Mr. Henry Kissinger's comments on Iran are filled with factual errors and flawed analysis. Contrary to what he twice asserts, the United States government never advocated that the shah create a coalition government. Nor did the shah leave "office under the visible urging of the United States." Quite the contrary, no American representative ever suggested to him publicly or privately -- visibly or invisibly -- that he should go, and President Carter gave him unqualified support to the end.

In all Mr. Kissinger's long post-mortem he fails even to mention the two most conspicuous causes of the shah's debacle -- for one of which he himself bears heavy responsibility. The first was the pervasive corruption practiced by the shah's family and by the whole large circle of sycophants, supporters and hangers-on. This gave force, passion and unity to the hatred of the shah in all sectors of society, including the middle class.

The second was President Nixon's disastrous encouragement to the shah to overload his country with inappropriate military hardware. This costly burden resulted not only in precipitating a financial squeeze that compelled cutbacks on construction, with resulting unemployment and disaffection; it also led the shah to a megalomania that cut him off from all contact with reality and the Iranian people.

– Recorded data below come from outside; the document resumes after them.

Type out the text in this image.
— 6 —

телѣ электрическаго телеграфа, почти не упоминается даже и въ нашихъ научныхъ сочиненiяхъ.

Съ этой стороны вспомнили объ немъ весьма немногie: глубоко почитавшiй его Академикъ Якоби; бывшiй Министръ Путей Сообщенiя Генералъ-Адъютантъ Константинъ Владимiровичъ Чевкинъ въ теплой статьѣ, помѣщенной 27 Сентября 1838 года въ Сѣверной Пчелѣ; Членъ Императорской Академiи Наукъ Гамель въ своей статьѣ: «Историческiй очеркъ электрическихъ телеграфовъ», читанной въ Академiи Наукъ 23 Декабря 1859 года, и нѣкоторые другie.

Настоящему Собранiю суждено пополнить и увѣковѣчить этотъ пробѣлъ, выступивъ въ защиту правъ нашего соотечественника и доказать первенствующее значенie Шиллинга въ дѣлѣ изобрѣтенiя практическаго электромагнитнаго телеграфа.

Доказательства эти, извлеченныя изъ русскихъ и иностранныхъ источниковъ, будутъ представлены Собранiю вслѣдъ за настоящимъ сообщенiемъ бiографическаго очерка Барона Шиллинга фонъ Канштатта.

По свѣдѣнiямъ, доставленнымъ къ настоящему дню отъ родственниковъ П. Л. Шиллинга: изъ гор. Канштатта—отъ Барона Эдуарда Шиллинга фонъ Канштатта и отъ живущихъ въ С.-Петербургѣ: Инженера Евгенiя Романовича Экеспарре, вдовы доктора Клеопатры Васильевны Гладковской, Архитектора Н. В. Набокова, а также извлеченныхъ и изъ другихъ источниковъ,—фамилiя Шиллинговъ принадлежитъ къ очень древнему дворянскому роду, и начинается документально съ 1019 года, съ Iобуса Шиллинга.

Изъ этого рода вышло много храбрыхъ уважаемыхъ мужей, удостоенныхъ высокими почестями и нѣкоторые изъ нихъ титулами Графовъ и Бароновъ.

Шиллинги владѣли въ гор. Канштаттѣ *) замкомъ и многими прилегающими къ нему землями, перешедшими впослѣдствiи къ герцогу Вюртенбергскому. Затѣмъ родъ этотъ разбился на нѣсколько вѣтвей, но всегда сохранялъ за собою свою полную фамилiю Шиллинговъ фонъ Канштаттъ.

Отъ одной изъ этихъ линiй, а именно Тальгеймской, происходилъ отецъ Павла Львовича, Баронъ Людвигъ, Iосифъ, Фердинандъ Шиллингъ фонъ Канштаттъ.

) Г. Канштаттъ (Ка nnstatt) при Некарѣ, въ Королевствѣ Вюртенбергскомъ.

In May, 1972, in Mr. Kissinger's presence and in the spirit of the socalled Nixon doctrine, President Nixon embraced the shah as an equal and proclaimed him our "protector" in the whole Gulf area, asking that he not shut off the oil supply as that "crazy man" Mossadegh had done. The shah replied that he would defend the Gulf area and maintain the flow of oil on three conditions: that the United States help him with the Kurdish revolt, that we send him a large number of military technicians, and -- most important -- that he have an unrestricted right to buy our most advanced weapons. Mr. Nixon agreed wholeheartedly.

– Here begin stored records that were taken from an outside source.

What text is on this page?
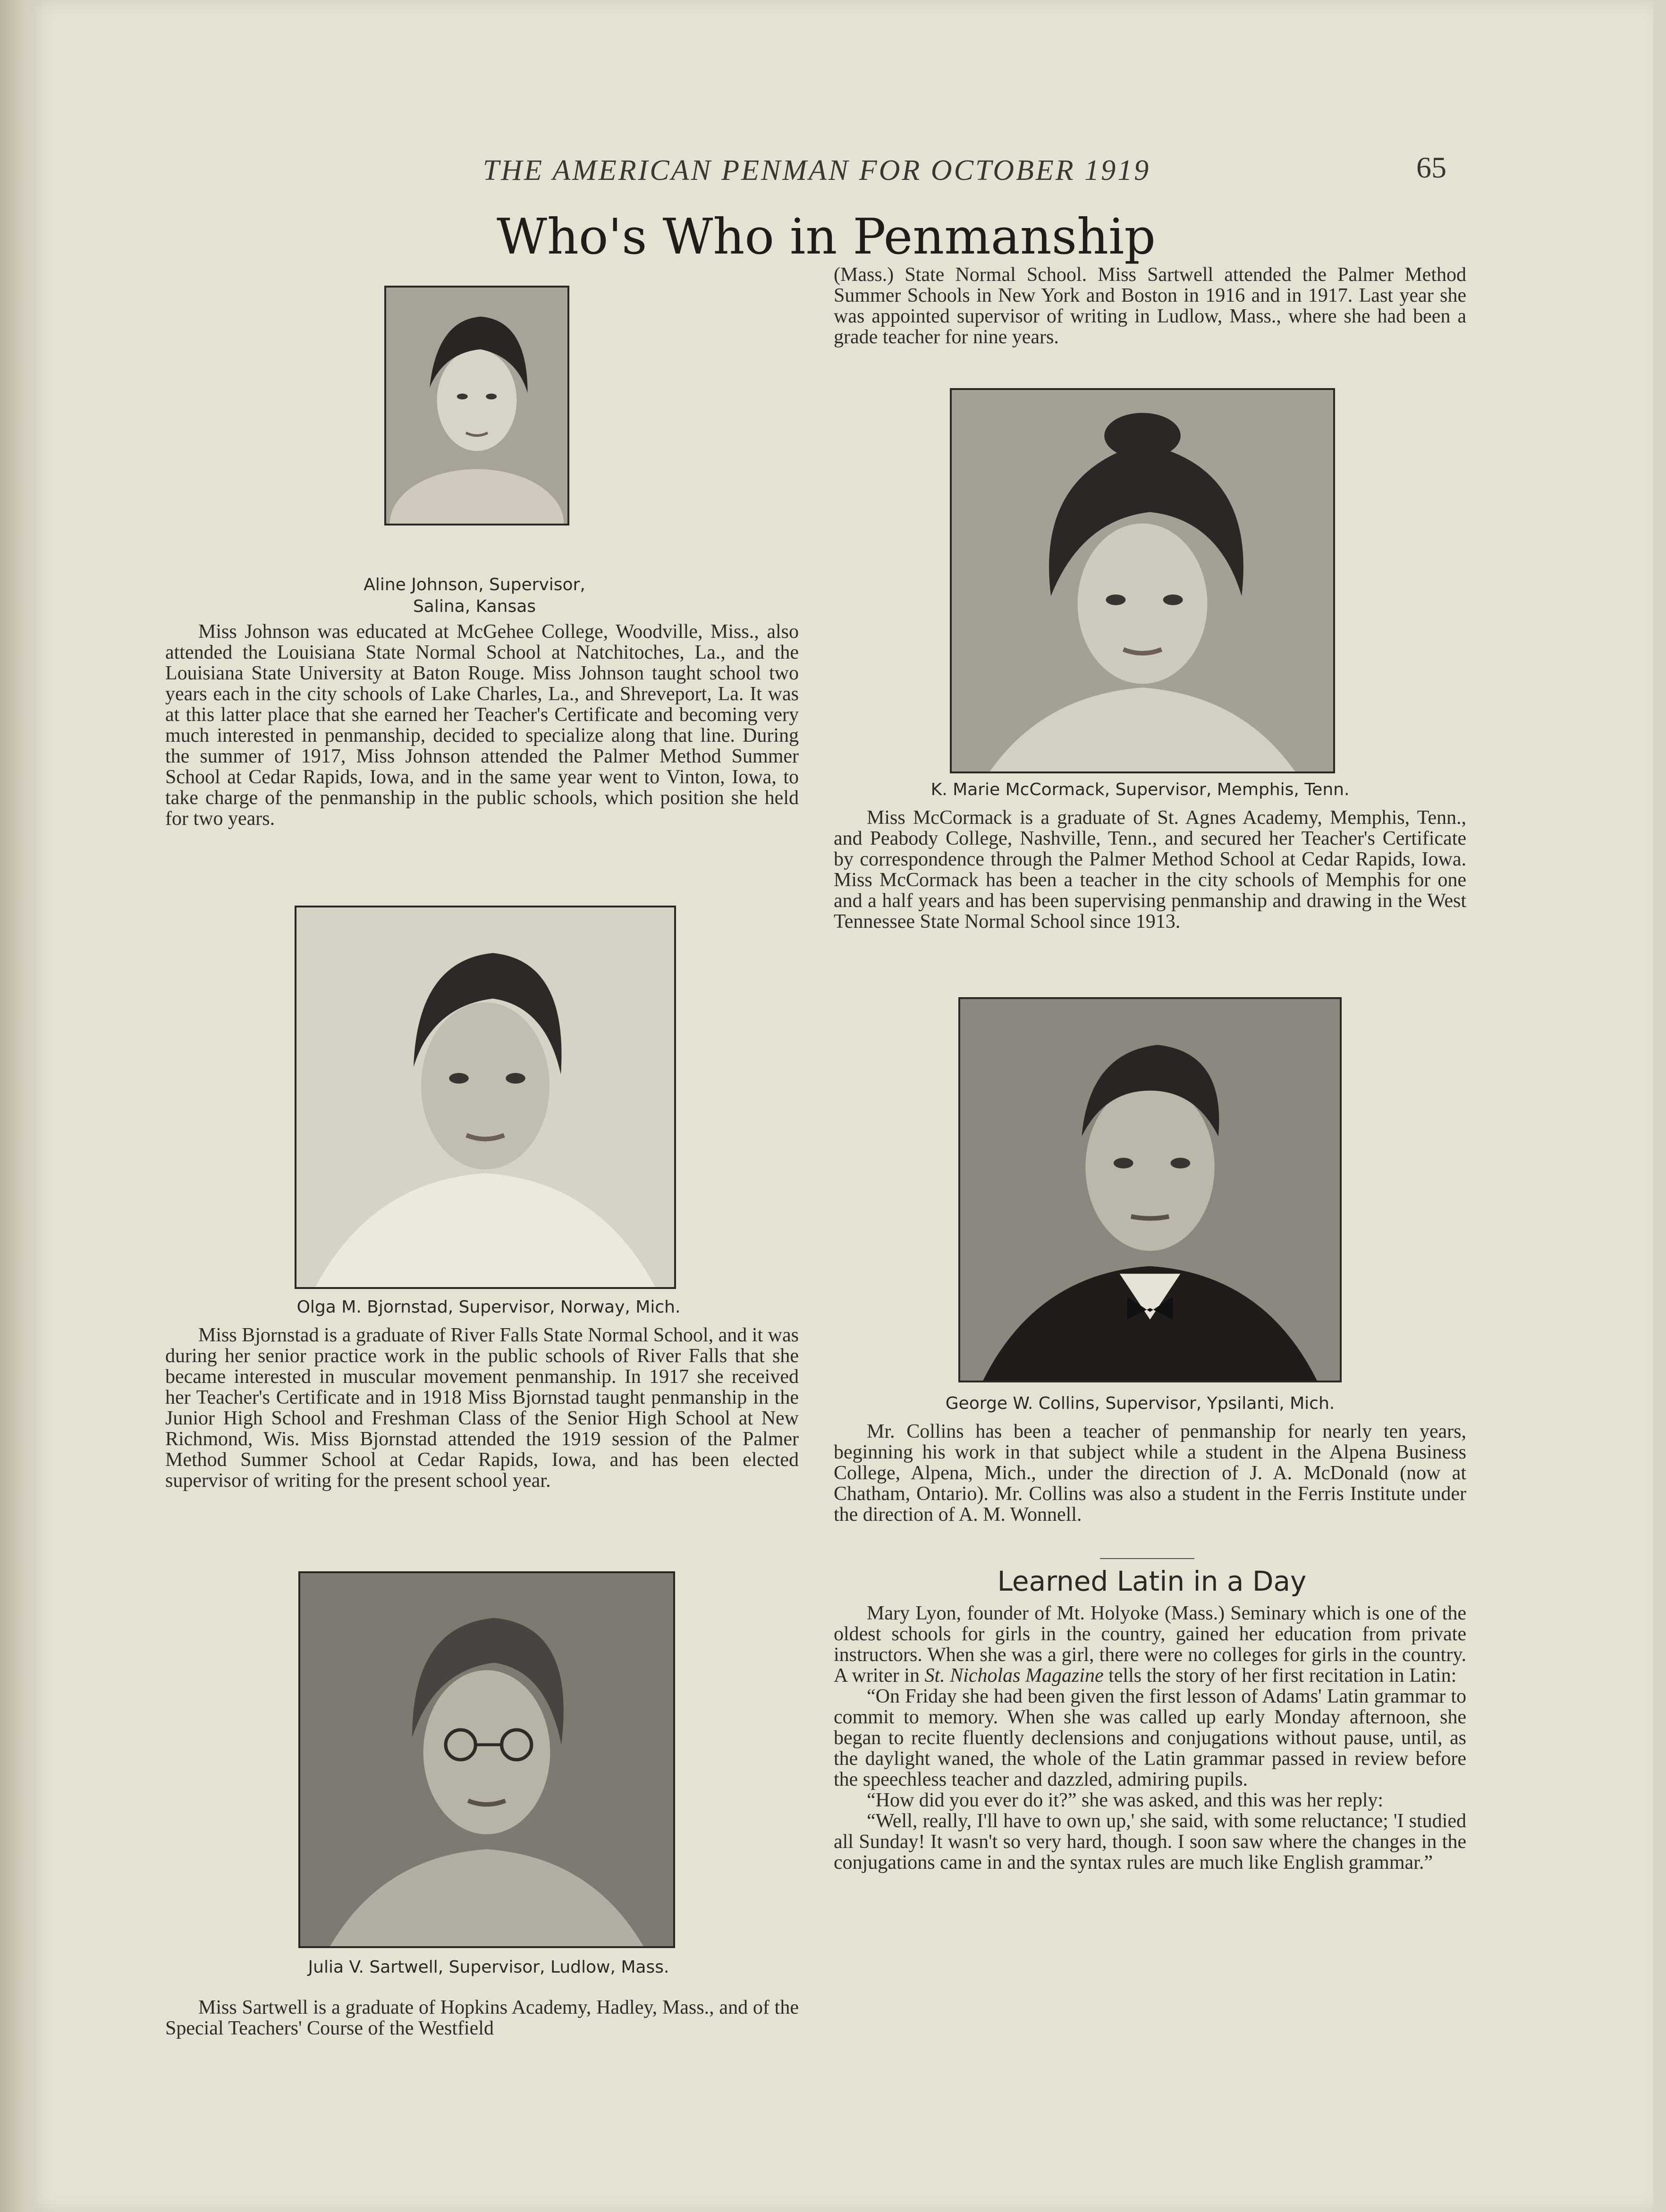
THE AMERICAN PENMAN FOR OCTOBER 1919	65
Who's Who in Penmanship
Aline Johnson, Supervisor,
Salina, Kansas

Miss Johnson was educated at McGehee College, Woodville, Miss., also attended the Louisiana State Normal School at Natchitoches, La., and the Louisiana State University at Baton Rouge. Miss Johnson taught school two years each in the city schools of Lake Charles, La., and Shreveport, La. It was at this latter place that she earned her Teacher's Certificate and becoming very much interested in penmanship, decided to specialize along that line. During the summer of 1917, Miss Johnson attended the Palmer Method Summer School at Cedar Rapids, Iowa, and in the same year went to Vinton, Iowa, to take charge of the penmanship in the public schools, which position she held for two years.

Olga M. Bjornstad, Supervisor, Norway, Mich.

Miss Bjornstad is a graduate of River Falls State Normal School, and it was during her senior practice work in the public schools of River Falls that she became interested in muscular movement penmanship. In 1917 she received her Teacher's Certificate and in 1918 Miss Bjornstad taught penmanship in the Junior High School and Freshman Class of the Senior High School at New Richmond, Wis. Miss Bjornstad attended the 1919 session of the Palmer Method Summer School at Cedar Rapids, Iowa, and has been elected supervisor of writing for the present school year.

Julia V. Sartwell, Supervisor, Ludlow, Mass.

Miss Sartwell is a graduate of Hopkins Academy, Hadley, Mass., and of the Special Teachers' Course of the Westfield

(Mass.) State Normal School. Miss Sartwell attended the Palmer Method Summer Schools in New York and Boston in 1916 and in 1917. Last year she was appointed supervisor of writing in Ludlow, Mass., where she had been a grade teacher for nine years.

K. Marie McCormack, Supervisor, Memphis, Tenn.

Miss McCormack is a graduate of St. Agnes Academy, Memphis, Tenn., and Peabody College, Nashville, Tenn., and secured her Teacher's Certificate by correspondence through the Palmer Method School at Cedar Rapids, Iowa. Miss McCormack has been a teacher in the city schools of Memphis for one and a half years and has been supervising penmanship and drawing in the West Tennessee State Normal School since 1913.

George W. Collins, Supervisor, Ypsilanti, Mich.

Mr. Collins has been a teacher of penmanship for nearly ten years, beginning his work in that subject while a student in the Alpena Business College, Alpena, Mich., under the direction of J. A. McDonald (now at Chatham, Ontario). Mr. Collins was also a student in the Ferris Institute under the direction of A. M. Wonnell.

Learned Latin in a Day

Mary Lyon, founder of Mt. Holyoke (Mass.) Seminary which is one of the oldest schools for girls in the country, gained her education from private instructors. When she was a girl, there were no colleges for girls in the country. A writer in St. Nicholas Magazine tells the story of her first recitation in Latin:

“On Friday she had been given the first lesson of Adams' Latin grammar to commit to memory. When she was called up early Monday afternoon, she began to recite fluently declensions and conjugations without pause, until, as the daylight waned, the whole of the Latin grammar passed in review before the speechless teacher and dazzled, admiring pupils.

“How did you ever do it?” she was asked, and this was her reply:

“Well, really, I'll have to own up,' she said, with some reluctance; 'I studied all Sunday! It wasn't so very hard, though. I soon saw where the changes in the conjugations came in and the syntax rules are much like English grammar.”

Thereafter, the United States not only furnished covert help to the Kurds in their struggle against Iraq, and supplied military technicians, but Mr. Kissinger, then national security adviser, issued one of the most remarkable documents in American history. In the name of the president, he directed the secretaries of state and defense that they should let the shah buy any and every kind of our most advanced military hardware (including F14s and F15s, still in development, and laser-guided bombs), that the Iranian government should have the final word and that no American official should try to discourage any purchase.

Prior to this 1972 act of folly, our government had prudently kept a tight rein on the shah's obsession with elegant weapons. During the 22 years from 1950 through 1971 we had limited our aggregate military sales to Iran to only $1.2 billion, but during the brief span of seven years after Nixon's reckless decision, our aggregate military sales vaulted to almost 16 times that amount -- or $19.5 billion.

With such spectacular instruments of power under his control, how could the shah avoid delusions of grandeur? No wonder he stopped predicting that he would lead Iran to a European standard of living (like Portugal or Greece). Now he boasted that he would make his country the fifth most powerful in the world, even overtaking West Germany -- and that Allah was supporting him in that objective.

It is nonsense for Mr. Kissinger to say that the shah "certainly had the means at his disposal to resist more strenuously than he did. And he chose not to exercise them because he must have had doubts as to our real intentions." The reason the shah did not stand and fight was that his whole country was solidly against him and his army was beginning to disintegrate under the pressure of competing loyalties -- as has now occurred. It is fatuous to think that we could have kept a hated absolute monarch in power by encouraging the repressive use of military force. This was, after all, an internal revolt. What would Mr. Kissinger have done? Sent the Sixth Fleet steaming up the Gulf?

I can only believe that Mr. Kissinger is laying down a protective smokescreen when he seeks to put the blame on too rapid modernization (the curent facile, but inadequate,cliche) or on American efforts to persuade the shah to liveralize, or on President Carter's human-rights policy. I am sure he knows better than that.